Der "leere" Stuhl - Sich in die Haut des Gegners begeben
- paulgamber
- 12. Juni 2015
- 2 Min. Lesezeit
Es kommt nicht selten vor, dass man sich von einer anderen Person angegriffen und verletzt fühlt. Dann denkt man oft tagelang darüber nach und kommt zu keinem Ergebnis. Besser kann es sein, sich einmal in die Rolle des Angreifers zu begeben, um dessen Sichtweise und Motive zu erfahren. Hierfür bietet sich die gestalttherapeutische Methode des »leeren Stuhls« an. Dabei setzen Sie sich auf den »Täterstuhl« und beschreiben die Situation aus dessen Sicht. Danach wechseln Sie wieder auf den eigenen Stuhl und antworten dem Täter aus der eigenen Position. Diese Methode hat oft zur Folge, dass man zu ganz neuen Einsichten über sein eigenes Verhalten gelangt und dies besser den unterschiedlichen Situationen anpassen kann. Die Methode des »leeren Stuhls« beziehungsweise die Rollenumkehr kann Ihnen auch Argumente liefern, mit denen Sie den Angreifer in einem späteren Gespräch konfrontieren können.

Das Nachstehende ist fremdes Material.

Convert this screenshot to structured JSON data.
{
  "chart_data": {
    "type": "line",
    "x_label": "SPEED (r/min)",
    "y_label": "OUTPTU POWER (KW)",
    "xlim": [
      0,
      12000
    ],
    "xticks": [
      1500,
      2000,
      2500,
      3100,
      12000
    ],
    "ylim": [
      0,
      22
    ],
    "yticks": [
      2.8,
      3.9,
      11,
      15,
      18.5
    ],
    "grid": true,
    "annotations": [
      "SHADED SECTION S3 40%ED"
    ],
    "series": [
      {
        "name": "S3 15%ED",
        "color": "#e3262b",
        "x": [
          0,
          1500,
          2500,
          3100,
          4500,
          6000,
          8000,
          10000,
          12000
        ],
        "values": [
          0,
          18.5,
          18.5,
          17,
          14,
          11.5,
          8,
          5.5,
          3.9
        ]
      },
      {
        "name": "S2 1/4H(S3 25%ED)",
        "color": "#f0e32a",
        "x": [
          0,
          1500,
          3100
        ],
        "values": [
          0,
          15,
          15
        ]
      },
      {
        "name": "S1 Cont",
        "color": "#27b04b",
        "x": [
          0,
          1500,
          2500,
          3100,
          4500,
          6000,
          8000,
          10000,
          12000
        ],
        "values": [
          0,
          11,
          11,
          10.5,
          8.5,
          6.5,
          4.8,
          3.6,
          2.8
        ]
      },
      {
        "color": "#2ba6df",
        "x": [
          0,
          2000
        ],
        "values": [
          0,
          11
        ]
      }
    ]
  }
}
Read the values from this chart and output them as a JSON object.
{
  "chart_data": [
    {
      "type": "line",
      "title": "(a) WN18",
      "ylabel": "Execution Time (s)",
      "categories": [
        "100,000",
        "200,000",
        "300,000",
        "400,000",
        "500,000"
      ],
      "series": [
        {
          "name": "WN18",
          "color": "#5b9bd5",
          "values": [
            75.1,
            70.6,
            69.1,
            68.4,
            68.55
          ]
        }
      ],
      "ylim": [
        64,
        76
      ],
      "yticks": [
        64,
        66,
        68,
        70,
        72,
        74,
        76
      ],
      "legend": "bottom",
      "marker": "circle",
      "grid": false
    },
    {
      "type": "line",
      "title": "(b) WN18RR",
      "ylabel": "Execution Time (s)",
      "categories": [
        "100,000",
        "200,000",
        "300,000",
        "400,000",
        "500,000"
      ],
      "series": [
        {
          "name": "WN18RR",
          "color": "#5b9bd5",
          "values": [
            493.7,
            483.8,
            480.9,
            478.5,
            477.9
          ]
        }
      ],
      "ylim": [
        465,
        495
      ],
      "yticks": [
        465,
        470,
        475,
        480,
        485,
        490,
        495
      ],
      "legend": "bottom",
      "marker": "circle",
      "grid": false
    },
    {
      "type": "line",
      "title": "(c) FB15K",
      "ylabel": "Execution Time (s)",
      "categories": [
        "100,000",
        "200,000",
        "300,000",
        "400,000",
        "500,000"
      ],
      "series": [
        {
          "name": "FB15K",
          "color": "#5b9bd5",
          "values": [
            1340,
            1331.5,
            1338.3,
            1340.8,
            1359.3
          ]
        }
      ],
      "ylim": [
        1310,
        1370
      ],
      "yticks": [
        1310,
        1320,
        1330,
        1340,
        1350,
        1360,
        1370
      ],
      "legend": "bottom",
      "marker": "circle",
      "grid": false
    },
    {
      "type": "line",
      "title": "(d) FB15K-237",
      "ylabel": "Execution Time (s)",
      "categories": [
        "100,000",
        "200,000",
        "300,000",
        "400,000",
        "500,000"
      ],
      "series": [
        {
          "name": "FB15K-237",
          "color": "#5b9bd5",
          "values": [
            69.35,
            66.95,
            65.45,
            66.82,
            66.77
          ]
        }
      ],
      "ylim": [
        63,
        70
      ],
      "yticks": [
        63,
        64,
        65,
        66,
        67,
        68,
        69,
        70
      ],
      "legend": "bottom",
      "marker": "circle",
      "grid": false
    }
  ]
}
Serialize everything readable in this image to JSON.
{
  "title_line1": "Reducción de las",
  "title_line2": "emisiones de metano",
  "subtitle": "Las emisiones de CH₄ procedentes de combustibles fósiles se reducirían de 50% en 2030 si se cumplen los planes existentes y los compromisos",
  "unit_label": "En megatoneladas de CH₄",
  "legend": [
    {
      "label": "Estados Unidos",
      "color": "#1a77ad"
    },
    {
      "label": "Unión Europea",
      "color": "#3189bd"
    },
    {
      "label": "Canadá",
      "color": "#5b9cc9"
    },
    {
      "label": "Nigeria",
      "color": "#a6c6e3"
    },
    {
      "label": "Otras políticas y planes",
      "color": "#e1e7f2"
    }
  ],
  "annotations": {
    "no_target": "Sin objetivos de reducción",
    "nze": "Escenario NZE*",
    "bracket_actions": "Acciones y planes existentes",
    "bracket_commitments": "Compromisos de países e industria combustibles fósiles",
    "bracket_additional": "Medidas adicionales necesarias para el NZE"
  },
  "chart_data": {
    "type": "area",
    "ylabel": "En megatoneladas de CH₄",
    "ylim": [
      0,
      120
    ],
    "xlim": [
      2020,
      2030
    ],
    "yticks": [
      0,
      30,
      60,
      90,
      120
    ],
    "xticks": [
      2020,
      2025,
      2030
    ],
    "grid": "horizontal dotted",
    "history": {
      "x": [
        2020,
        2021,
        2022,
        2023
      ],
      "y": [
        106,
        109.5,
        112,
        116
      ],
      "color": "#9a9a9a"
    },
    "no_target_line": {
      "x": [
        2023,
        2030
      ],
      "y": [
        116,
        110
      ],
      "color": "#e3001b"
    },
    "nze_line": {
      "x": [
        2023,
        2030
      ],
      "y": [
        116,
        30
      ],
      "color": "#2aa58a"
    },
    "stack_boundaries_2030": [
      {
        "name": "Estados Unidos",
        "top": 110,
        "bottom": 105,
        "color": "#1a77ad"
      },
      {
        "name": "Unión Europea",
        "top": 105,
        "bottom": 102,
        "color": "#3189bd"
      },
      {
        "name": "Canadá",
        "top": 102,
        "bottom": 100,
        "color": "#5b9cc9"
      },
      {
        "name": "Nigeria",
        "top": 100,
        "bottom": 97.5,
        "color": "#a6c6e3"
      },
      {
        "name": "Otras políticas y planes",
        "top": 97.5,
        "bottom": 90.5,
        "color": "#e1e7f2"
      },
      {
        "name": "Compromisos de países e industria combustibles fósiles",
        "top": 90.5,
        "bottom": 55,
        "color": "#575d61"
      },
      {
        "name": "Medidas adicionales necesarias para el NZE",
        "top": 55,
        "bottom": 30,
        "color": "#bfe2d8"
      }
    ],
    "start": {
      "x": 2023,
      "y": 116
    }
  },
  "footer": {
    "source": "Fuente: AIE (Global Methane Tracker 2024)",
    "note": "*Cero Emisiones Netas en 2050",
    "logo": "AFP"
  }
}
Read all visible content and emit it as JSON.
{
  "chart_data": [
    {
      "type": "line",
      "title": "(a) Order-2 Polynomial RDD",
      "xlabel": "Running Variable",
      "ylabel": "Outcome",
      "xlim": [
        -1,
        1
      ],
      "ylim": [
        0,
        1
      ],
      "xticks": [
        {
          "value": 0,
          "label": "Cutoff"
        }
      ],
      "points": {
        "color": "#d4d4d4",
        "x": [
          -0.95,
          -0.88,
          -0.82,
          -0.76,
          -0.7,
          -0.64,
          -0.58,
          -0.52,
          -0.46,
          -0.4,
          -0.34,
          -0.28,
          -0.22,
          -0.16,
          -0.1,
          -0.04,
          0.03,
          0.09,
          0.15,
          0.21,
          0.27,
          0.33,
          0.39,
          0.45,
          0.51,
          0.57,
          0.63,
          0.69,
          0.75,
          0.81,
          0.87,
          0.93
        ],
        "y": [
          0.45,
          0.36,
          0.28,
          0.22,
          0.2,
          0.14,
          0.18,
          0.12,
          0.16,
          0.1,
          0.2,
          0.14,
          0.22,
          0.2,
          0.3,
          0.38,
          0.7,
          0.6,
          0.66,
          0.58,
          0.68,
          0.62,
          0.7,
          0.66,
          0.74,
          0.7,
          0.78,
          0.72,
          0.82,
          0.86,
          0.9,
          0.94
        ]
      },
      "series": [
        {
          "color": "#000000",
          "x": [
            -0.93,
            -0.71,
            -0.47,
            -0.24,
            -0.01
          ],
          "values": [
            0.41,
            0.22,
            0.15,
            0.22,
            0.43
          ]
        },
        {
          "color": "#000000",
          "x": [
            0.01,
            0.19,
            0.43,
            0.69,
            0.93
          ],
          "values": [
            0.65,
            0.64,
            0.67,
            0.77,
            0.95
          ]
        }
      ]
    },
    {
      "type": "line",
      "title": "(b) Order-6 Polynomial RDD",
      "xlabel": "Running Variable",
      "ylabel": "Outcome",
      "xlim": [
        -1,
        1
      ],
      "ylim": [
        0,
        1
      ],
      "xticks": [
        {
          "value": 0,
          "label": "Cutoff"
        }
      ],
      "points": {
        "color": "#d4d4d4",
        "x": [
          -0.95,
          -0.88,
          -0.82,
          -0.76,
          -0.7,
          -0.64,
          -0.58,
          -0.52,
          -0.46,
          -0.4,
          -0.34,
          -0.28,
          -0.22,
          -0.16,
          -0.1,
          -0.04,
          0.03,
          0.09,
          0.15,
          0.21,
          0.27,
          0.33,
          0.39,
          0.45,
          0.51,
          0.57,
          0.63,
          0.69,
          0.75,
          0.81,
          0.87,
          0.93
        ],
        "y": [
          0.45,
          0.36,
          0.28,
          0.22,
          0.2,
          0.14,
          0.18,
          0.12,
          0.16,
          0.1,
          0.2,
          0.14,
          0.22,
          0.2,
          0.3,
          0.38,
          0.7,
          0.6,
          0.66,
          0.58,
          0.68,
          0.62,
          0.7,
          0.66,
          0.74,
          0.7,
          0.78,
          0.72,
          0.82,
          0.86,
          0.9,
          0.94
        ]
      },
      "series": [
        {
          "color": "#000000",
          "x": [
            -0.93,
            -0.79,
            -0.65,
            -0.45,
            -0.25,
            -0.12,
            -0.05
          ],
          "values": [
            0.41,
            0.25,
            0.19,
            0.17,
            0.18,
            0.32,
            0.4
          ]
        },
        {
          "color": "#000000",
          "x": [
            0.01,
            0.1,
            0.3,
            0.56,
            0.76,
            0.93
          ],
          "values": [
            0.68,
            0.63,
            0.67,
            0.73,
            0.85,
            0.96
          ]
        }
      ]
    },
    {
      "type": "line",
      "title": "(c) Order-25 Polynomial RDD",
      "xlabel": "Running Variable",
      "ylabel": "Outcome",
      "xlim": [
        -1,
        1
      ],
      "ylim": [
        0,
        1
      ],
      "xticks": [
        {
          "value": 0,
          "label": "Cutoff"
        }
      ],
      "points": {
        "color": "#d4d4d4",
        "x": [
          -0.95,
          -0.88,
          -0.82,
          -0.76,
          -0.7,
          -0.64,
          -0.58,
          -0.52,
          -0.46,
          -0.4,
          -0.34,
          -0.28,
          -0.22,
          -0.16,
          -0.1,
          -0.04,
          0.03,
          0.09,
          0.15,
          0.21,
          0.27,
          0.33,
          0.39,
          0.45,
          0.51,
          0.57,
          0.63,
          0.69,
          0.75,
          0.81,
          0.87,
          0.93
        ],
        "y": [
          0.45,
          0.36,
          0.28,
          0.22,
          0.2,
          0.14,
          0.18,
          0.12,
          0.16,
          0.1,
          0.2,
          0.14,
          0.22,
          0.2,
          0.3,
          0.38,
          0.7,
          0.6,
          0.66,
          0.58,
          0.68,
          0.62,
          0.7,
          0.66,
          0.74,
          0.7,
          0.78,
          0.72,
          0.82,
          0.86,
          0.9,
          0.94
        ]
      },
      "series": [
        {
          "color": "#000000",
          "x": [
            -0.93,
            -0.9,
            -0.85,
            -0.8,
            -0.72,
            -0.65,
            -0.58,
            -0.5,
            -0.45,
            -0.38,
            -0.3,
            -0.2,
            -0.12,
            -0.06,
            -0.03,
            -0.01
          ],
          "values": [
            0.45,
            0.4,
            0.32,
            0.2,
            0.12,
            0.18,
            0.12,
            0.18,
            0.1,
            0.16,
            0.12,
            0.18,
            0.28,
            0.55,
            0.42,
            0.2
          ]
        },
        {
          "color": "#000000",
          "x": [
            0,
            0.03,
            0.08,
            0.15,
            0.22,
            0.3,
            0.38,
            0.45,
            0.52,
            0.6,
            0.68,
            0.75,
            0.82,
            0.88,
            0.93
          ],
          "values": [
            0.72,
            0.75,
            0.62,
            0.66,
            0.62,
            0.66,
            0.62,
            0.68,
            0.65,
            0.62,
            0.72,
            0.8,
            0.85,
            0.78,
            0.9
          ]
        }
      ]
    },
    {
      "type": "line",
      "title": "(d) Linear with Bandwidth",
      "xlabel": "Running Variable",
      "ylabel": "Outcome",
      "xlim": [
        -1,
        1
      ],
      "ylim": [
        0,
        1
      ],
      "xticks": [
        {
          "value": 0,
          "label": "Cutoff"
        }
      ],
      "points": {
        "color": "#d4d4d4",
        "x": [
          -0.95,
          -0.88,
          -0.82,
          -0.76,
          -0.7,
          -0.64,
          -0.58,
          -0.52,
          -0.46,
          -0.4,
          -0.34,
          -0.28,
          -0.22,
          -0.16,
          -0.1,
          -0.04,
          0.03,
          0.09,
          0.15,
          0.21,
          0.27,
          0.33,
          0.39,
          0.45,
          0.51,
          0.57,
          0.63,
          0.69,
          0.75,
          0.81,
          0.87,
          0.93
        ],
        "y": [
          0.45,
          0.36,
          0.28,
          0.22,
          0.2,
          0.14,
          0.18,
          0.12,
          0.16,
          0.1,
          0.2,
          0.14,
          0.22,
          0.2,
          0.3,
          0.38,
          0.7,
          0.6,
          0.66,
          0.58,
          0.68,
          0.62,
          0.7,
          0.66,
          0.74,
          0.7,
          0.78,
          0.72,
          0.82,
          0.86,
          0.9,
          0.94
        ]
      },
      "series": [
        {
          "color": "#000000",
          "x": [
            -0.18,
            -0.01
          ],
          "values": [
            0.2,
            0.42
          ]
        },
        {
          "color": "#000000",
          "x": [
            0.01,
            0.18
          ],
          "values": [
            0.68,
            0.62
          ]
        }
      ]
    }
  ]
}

Andrea wurde in der Firma monatelang von ihrer Chefin gemobbt. Als sie auf dem Stuhl ihrer Chefin saß, erkannte sie, dass diese in ihr eine Konkurrentin sah. Mit dieser Methode können auch eigene Anteile zum Vorschein kommen: Man hat selbst vielleicht etwas übersehen, ist einem Missverständnis unterlegen oder hat durch sein Verhalten tatsächlich Anlass zur Kritik gegeben. Andrea wurde bewusst, dass sie manchmal durch ihr eigenes Verhalten der Chefin Anlass gegeben hat, eifersüchtig zu sein. Andrea hatte schon oft den Eindruck, dass sie durch ihre freundliche, lebenslustige Art Kollegen und Kunden gegenüber die Eifersucht ihrer Chefin herausforderte. Jetzt erinnerte sie sich wieder an ihre Lehrerin von damals, die Andreas Kleidung als Teenager wohl deshalb nicht leiden konnte, weil sie selbst mit ihrer Figur ein Problem hatte.
Sich auf den »leeren Stuhl« zu setzen und einmal die Position der Gegenseite einzunehmen, kann schon eine überraschende Erfahrung sein. Man erhält dadurch viel Information über die Gefühle und Beweggründe der anderen Partei, und kann sich auf die Konfliktsituation besser einstellen.